What makes it a pleasure to plan a trip for my brother is the little surprise I found tucked inside the envelope in which he forwarded me the maps and B&B guides.
An autographed copy of the new CD by Duke Robillard: Guitar Groove-a-rama.
I've hardly surfaced since I popped the CD in the player Friday afternoon. It has been, quite frankly, a Groove-a-rama weekend.
If you don't know Duke Robillard, check out a few Groove-a-rama tracks here or here, and read about the man here. (May I recommend you taste: "Cooking", the tune he used to open sets with back in my Duke following days, "No Way Out", the funkiest "Danny Boy" you are likely to (ever) hear, and "Blues a Rama", an incredible 16 minute one-take tribute, guitarist by guitarist to the players and styles that influenced a young Robillard. It's an amazing cut.)

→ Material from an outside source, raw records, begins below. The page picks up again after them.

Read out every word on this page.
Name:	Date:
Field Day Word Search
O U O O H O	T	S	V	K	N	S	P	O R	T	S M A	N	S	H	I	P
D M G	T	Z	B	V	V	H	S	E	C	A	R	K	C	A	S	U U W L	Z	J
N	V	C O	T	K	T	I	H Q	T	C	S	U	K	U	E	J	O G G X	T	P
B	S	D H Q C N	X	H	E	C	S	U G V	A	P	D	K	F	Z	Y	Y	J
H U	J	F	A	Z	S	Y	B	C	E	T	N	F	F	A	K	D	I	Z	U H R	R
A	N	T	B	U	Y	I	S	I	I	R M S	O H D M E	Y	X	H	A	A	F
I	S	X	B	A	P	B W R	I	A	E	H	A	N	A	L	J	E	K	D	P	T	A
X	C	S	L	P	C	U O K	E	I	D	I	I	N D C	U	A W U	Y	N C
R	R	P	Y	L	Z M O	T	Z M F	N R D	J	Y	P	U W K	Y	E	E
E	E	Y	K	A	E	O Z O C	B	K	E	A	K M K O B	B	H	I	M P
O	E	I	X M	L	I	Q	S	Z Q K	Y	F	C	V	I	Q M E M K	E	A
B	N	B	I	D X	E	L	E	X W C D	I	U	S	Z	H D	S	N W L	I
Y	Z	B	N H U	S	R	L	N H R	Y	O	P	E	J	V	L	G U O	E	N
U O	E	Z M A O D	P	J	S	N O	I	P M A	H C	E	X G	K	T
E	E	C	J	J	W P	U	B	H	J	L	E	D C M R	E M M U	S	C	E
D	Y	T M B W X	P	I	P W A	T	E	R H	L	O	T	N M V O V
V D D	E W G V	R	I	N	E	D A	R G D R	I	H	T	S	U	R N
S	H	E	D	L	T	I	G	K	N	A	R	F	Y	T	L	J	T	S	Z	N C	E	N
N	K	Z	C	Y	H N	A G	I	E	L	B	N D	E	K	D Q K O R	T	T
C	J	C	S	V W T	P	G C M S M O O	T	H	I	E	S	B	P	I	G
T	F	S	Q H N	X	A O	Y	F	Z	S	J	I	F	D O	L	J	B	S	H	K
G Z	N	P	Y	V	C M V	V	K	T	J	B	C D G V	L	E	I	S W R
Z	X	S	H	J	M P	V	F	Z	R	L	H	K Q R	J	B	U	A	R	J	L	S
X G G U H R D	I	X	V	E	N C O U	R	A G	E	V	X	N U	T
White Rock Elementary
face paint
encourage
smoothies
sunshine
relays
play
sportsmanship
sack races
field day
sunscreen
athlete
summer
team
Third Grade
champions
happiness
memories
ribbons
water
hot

Duke is the soundtrack of my 20s. I first heard him in the early 80s at the Last Call Saloon, a fabulously small basement bar in what was then an out of the way neighborhood in downtown Providence. My cronies and I had wandered in to the Last Call, famous for closing late, just to get a few extra hours in after the dance clubs closed. Within weeks we'd given up dance clubs for the blues.
I have a few Duke CDs, but I've always felt like he lost something on them. He was just one of those musicians I'd have said you had to catch live.
Til I heard Groove-a-rama.
I feel like I just spent an evening sitting around the man's living room, listening to him pick up one guitar after another, showing me what each can do. This is an intimate, cozy CD, the work of a man celebrating a lifetime he's had a hell of a good time with.
What do I miss today? It's a repeat; I know I've said this more than once here. Today I miss swaying with a crowd, tapping my rings on a bottle of beer in a tiny blues bar.